Sebelum membantu Alayya di angkringan, Valdrin ke rumah Luwis untuk memberikan penawaran baru yakni angkringan tutup, tapi dia tetap mendapat uang satu juta perhari asal tidak meminta Alayya membuka angkringan atau menganggu pengobatan Aegir. Namun, sayangnya dengan kekeuh Luwis menolak dan meminta Valdrin untuk tidak ikut campur urusan keluarga mereka.
"Buka sampai jam berapa, Ay?" tanya Nuha yang sedang membersihkan meja kemudian membawa nampan berisi gelas dan piring bekas pelanggan, Alayya menggeleng tidak tahu pasti. "Kata Paman seperti biasa."
"Malam?" Alayya pun tidak tahu pasti, dia memijit pelan kaki yang masih terasa nyeri. "Kak ...."
"Kenapa, ada yang sakit?" Valdrin segera menghampiri Alayya yang masih duduk di kursi kasir. "Tadi Abang kenapa, katanya Kak Nuha sampai ngeluarin busa mulutnya?"
Valdrin menggeleng, akhirnya dia ikut duduk di samping Alayya melihat angkringan lumayan sepi dia bercerita. "Gue nggak tahu pasti yang jelas kata kak Tirta saat dia mau ke UKS, Aegir udah dibopong ke mobil sama pak Asfi dan pak Arifin terus lo tahu tadi penjelasan dokter dan pak Air, 'kan?"

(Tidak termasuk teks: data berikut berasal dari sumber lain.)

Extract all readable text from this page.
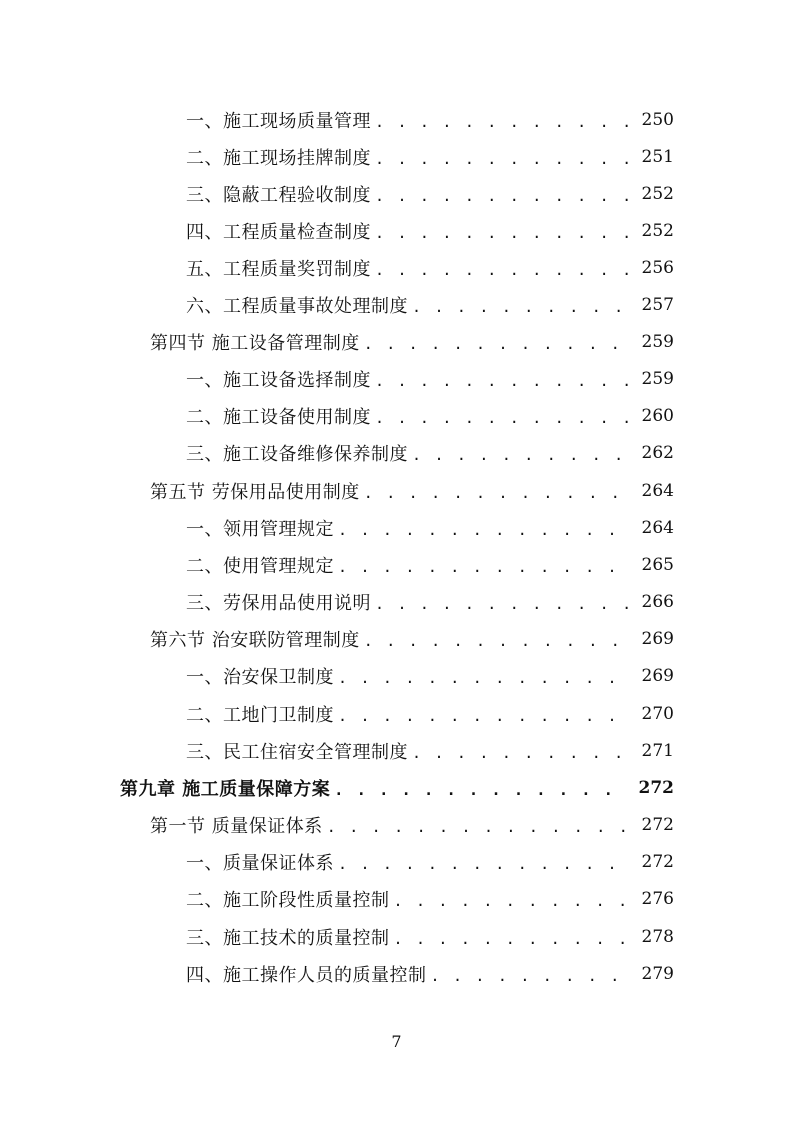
一、施工现场质量管理 . . .	250
二、施工现场挂牌制度 . . .	251
三、隐蔽工程验收制度 . . .	252
四、工程质量检查制度 . . .	252
五、工程质量奖罚制度 . . .	256
六、工程质量事故处理制度 . . .	257
第四节 施工设备管理制度 . . .	259
一、施工设备选择制度 . . .	259
二、施工设备使用制度 . . .	260
三、施工设备维修保养制度 . . .	262
第五节 劳保用品使用制度 . . .	264
一、领用管理规定 . . .	264
二、使用管理规定 . . .	265
三、劳保用品使用说明 . . .	266
第六节 治安联防管理制度 . . .	269
一、治安保卫制度 . . .	269
二、工地门卫制度 . . .	270
三、民工住宿安全管理制度 . . .	271
第九章 施工质量保障方案 . . .	272
第一节 质量保证体系 . . .	272
一、质量保证体系 . . .	272
二、施工阶段性质量控制 . . .	276
三、施工技术的质量控制 . . .	278
四、施工操作人员的质量控制 . . .	279
7
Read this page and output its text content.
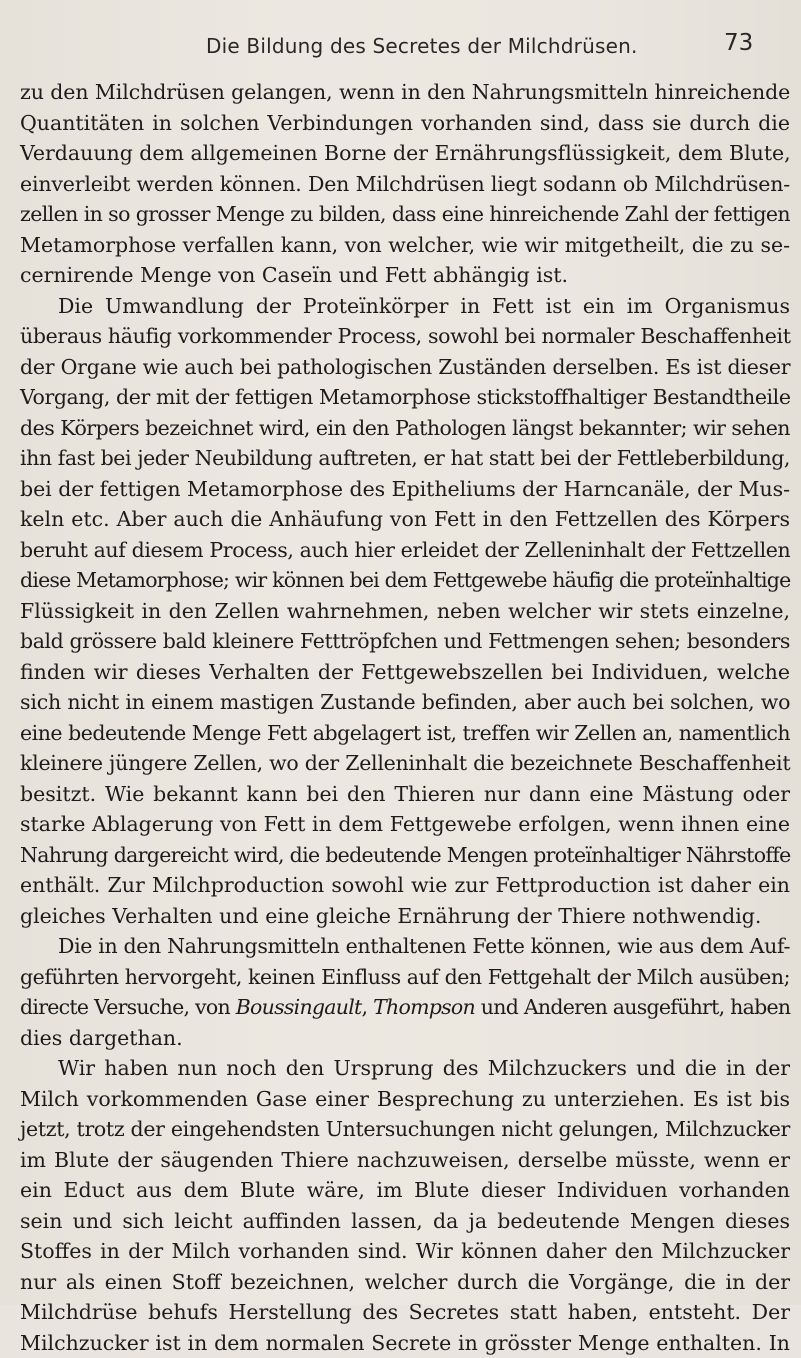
Die Bildung des Secretes der Milchdrüsen.	73
zu den Milchdrüsen gelangen, wenn in den Nahrungsmitteln hinreichende
Quantitäten in solchen Verbindungen vorhanden sind, dass sie durch die
Verdauung dem allgemeinen Borne der Ernährungsflüssigkeit, dem Blute,
einverleibt werden können. Den Milchdrüsen liegt sodann ob Milchdrüsen-
zellen in so grosser Menge zu bilden, dass eine hinreichende Zahl der fettigen
Metamorphose verfallen kann, von welcher, wie wir mitgetheilt, die zu se-
cernirende Menge von Caseïn und Fett abhängig ist.
Die Umwandlung der Proteïnkörper in Fett ist ein im Organismus
überaus häufig vorkommender Process, sowohl bei normaler Beschaffenheit
der Organe wie auch bei pathologischen Zuständen derselben. Es ist dieser
Vorgang, der mit der fettigen Metamorphose stickstoffhaltiger Bestandtheile
des Körpers bezeichnet wird, ein den Pathologen längst bekannter; wir sehen
ihn fast bei jeder Neubildung auftreten, er hat statt bei der Fettleberbildung,
bei der fettigen Metamorphose des Epitheliums der Harncanäle, der Mus-
keln etc. Aber auch die Anhäufung von Fett in den Fettzellen des Körpers
beruht auf diesem Process, auch hier erleidet der Zelleninhalt der Fettzellen
diese Metamorphose; wir können bei dem Fettgewebe häufig die proteïnhaltige
Flüssigkeit in den Zellen wahrnehmen, neben welcher wir stets einzelne,
bald grössere bald kleinere Fetttröpfchen und Fettmengen sehen; besonders
finden wir dieses Verhalten der Fettgewebszellen bei Individuen, welche
sich nicht in einem mastigen Zustande befinden, aber auch bei solchen, wo
eine bedeutende Menge Fett abgelagert ist, treffen wir Zellen an, namentlich
kleinere jüngere Zellen, wo der Zelleninhalt die bezeichnete Beschaffenheit
besitzt. Wie bekannt kann bei den Thieren nur dann eine Mästung oder
starke Ablagerung von Fett in dem Fettgewebe erfolgen, wenn ihnen eine
Nahrung dargereicht wird, die bedeutende Mengen proteïnhaltiger Nährstoffe
enthält. Zur Milchproduction sowohl wie zur Fettproduction ist daher ein
gleiches Verhalten und eine gleiche Ernährung der Thiere nothwendig.
Die in den Nahrungsmitteln enthaltenen Fette können, wie aus dem Auf-
geführten hervorgeht, keinen Einfluss auf den Fettgehalt der Milch ausüben;
directe Versuche, von Boussingault, Thompson und Anderen ausgeführt, haben
dies dargethan.
Wir haben nun noch den Ursprung des Milchzuckers und die in der
Milch vorkommenden Gase einer Besprechung zu unterziehen. Es ist bis
jetzt, trotz der eingehendsten Untersuchungen nicht gelungen, Milchzucker
im Blute der säugenden Thiere nachzuweisen, derselbe müsste, wenn er
ein Educt aus dem Blute wäre, im Blute dieser Individuen vorhanden
sein und sich leicht auffinden lassen, da ja bedeutende Mengen dieses
Stoffes in der Milch vorhanden sind. Wir können daher den Milchzucker
nur als einen Stoff bezeichnen, welcher durch die Vorgänge, die in der
Milchdrüse behufs Herstellung des Secretes statt haben, entsteht. Der
Milchzucker ist in dem normalen Secrete in grösster Menge enthalten. In
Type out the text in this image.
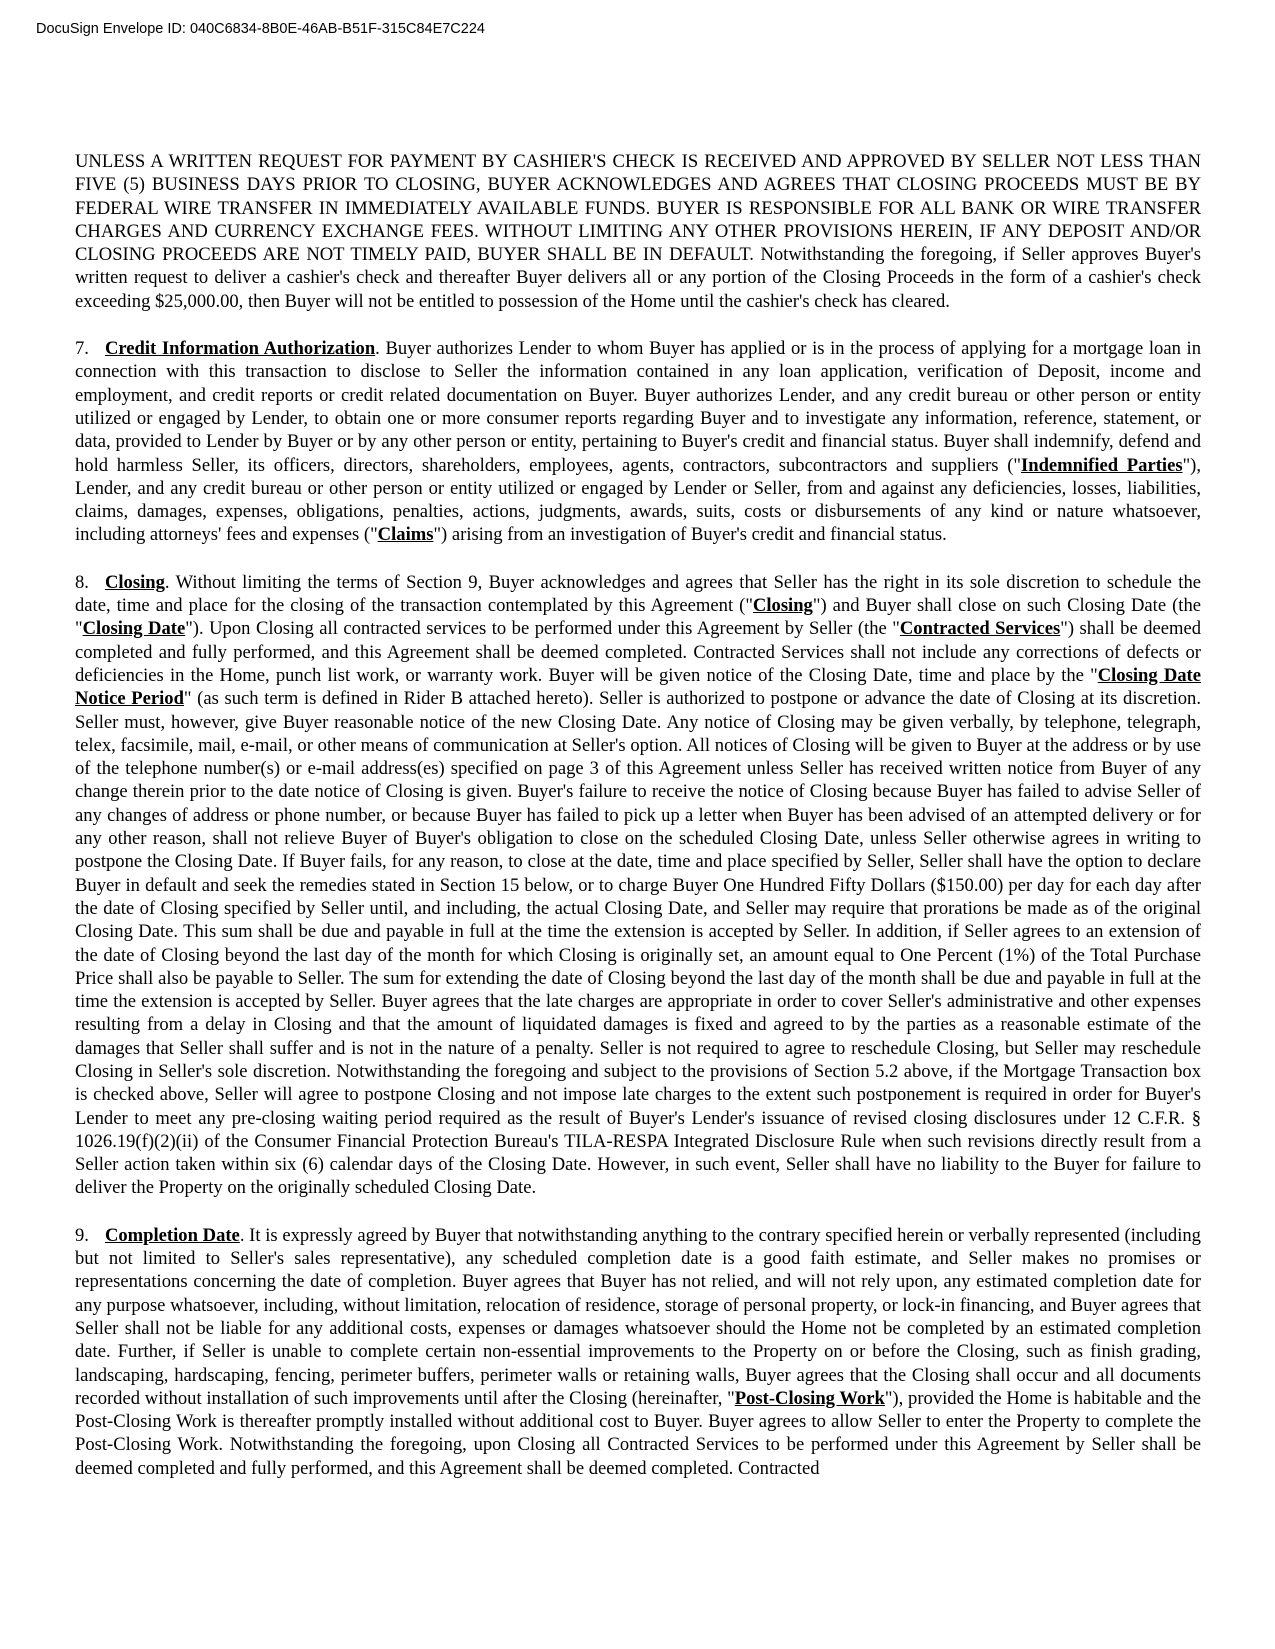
DocuSign Envelope ID: 040C6834-8B0E-46AB-B51F-315C84E7C224

UNLESS A WRITTEN REQUEST FOR PAYMENT BY CASHIER'S CHECK IS RECEIVED AND APPROVED BY SELLER NOT LESS THAN FIVE (5) BUSINESS DAYS PRIOR TO CLOSING, BUYER ACKNOWLEDGES AND AGREES THAT CLOSING PROCEEDS MUST BE BY FEDERAL WIRE TRANSFER IN IMMEDIATELY AVAILABLE FUNDS. BUYER IS RESPONSIBLE FOR ALL BANK OR WIRE TRANSFER CHARGES AND CURRENCY EXCHANGE FEES. WITHOUT LIMITING ANY OTHER PROVISIONS HEREIN, IF ANY DEPOSIT AND/OR CLOSING PROCEEDS ARE NOT TIMELY PAID, BUYER SHALL BE IN DEFAULT. Notwithstanding the foregoing, if Seller approves Buyer's written request to deliver a cashier's check and thereafter Buyer delivers all or any portion of the Closing Proceeds in the form of a cashier's check exceeding $25,000.00, then Buyer will not be entitled to possession of the Home until the cashier's check has cleared.

7. Credit Information Authorization. Buyer authorizes Lender to whom Buyer has applied or is in the process of applying for a mortgage loan in connection with this transaction to disclose to Seller the information contained in any loan application, verification of Deposit, income and employment, and credit reports or credit related documentation on Buyer. Buyer authorizes Lender, and any credit bureau or other person or entity utilized or engaged by Lender, to obtain one or more consumer reports regarding Buyer and to investigate any information, reference, statement, or data, provided to Lender by Buyer or by any other person or entity, pertaining to Buyer's credit and financial status. Buyer shall indemnify, defend and hold harmless Seller, its officers, directors, shareholders, employees, agents, contractors, subcontractors and suppliers ("Indemnified Parties"), Lender, and any credit bureau or other person or entity utilized or engaged by Lender or Seller, from and against any deficiencies, losses, liabilities, claims, damages, expenses, obligations, penalties, actions, judgments, awards, suits, costs or disbursements of any kind or nature whatsoever, including attorneys' fees and expenses ("Claims") arising from an investigation of Buyer's credit and financial status.

8. Closing. Without limiting the terms of Section 9, Buyer acknowledges and agrees that Seller has the right in its sole discretion to schedule the date, time and place for the closing of the transaction contemplated by this Agreement ("Closing") and Buyer shall close on such Closing Date (the "Closing Date"). Upon Closing all contracted services to be performed under this Agreement by Seller (the "Contracted Services") shall be deemed completed and fully performed, and this Agreement shall be deemed completed. Contracted Services shall not include any corrections of defects or deficiencies in the Home, punch list work, or warranty work. Buyer will be given notice of the Closing Date, time and place by the "Closing Date Notice Period" (as such term is defined in Rider B attached hereto). Seller is authorized to postpone or advance the date of Closing at its discretion. Seller must, however, give Buyer reasonable notice of the new Closing Date. Any notice of Closing may be given verbally, by telephone, telegraph, telex, facsimile, mail, e-mail, or other means of communication at Seller's option. All notices of Closing will be given to Buyer at the address or by use of the telephone number(s) or e-mail address(es) specified on page 3 of this Agreement unless Seller has received written notice from Buyer of any change therein prior to the date notice of Closing is given. Buyer's failure to receive the notice of Closing because Buyer has failed to advise Seller of any changes of address or phone number, or because Buyer has failed to pick up a letter when Buyer has been advised of an attempted delivery or for any other reason, shall not relieve Buyer of Buyer's obligation to close on the scheduled Closing Date, unless Seller otherwise agrees in writing to postpone the Closing Date. If Buyer fails, for any reason, to close at the date, time and place specified by Seller, Seller shall have the option to declare Buyer in default and seek the remedies stated in Section 15 below, or to charge Buyer One Hundred Fifty Dollars ($150.00) per day for each day after the date of Closing specified by Seller until, and including, the actual Closing Date, and Seller may require that prorations be made as of the original Closing Date. This sum shall be due and payable in full at the time the extension is accepted by Seller. In addition, if Seller agrees to an extension of the date of Closing beyond the last day of the month for which Closing is originally set, an amount equal to One Percent (1%) of the Total Purchase Price shall also be payable to Seller. The sum for extending the date of Closing beyond the last day of the month shall be due and payable in full at the time the extension is accepted by Seller. Buyer agrees that the late charges are appropriate in order to cover Seller's administrative and other expenses resulting from a delay in Closing and that the amount of liquidated damages is fixed and agreed to by the parties as a reasonable estimate of the damages that Seller shall suffer and is not in the nature of a penalty. Seller is not required to agree to reschedule Closing, but Seller may reschedule Closing in Seller's sole discretion. Notwithstanding the foregoing and subject to the provisions of Section 5.2 above, if the Mortgage Transaction box is checked above, Seller will agree to postpone Closing and not impose late charges to the extent such postponement is required in order for Buyer's Lender to meet any pre-closing waiting period required as the result of Buyer's Lender's issuance of revised closing disclosures under 12 C.F.R. § 1026.19(f)(2)(ii) of the Consumer Financial Protection Bureau's TILA-RESPA Integrated Disclosure Rule when such revisions directly result from a Seller action taken within six (6) calendar days of the Closing Date. However, in such event, Seller shall have no liability to the Buyer for failure to deliver the Property on the originally scheduled Closing Date.

9. Completion Date. It is expressly agreed by Buyer that notwithstanding anything to the contrary specified herein or verbally represented (including but not limited to Seller's sales representative), any scheduled completion date is a good faith estimate, and Seller makes no promises or representations concerning the date of completion. Buyer agrees that Buyer has not relied, and will not rely upon, any estimated completion date for any purpose whatsoever, including, without limitation, relocation of residence, storage of personal property, or lock-in financing, and Buyer agrees that Seller shall not be liable for any additional costs, expenses or damages whatsoever should the Home not be completed by an estimated completion date. Further, if Seller is unable to complete certain non-essential improvements to the Property on or before the Closing, such as finish grading, landscaping, hardscaping, fencing, perimeter buffers, perimeter walls or retaining walls, Buyer agrees that the Closing shall occur and all documents recorded without installation of such improvements until after the Closing (hereinafter, "Post-Closing Work"), provided the Home is habitable and the Post-Closing Work is thereafter promptly installed without additional cost to Buyer. Buyer agrees to allow Seller to enter the Property to complete the Post-Closing Work. Notwithstanding the foregoing, upon Closing all Contracted Services to be performed under this Agreement by Seller shall be deemed completed and fully performed, and this Agreement shall be deemed completed. Contracted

"Kok bisa, ya sekolah kecolongan kasus obat kadaluarsa kayak gitu ... kan bisa fatal," timpal Alayya masih belum percaya. "Nah, nggak tau, Aya kayaknya emang ada orang yang nggak suka sama Aegir terus manfaatin momen ini."
"Nggak suka? Emang Abang ngapain sampai dimusuhi orang?" Valdrin berdecak kesal. "Lha, namanya orang nggak suka ya nggak suka, Ay. Kita nih cuma diam aja kadang di treat salah sama orang yang nggak suka sama kita."
"Lo masih inget, kan waktu Aegir lomba lari di sepatunya ada paku?" Alayya mangut-mangut mengerti, dia juga masih ingat bagaimana dulu saat pulang dari perlombaan mereka hampir saja menabrak truk karena beberapa pria yang hendak menghentikan motornya.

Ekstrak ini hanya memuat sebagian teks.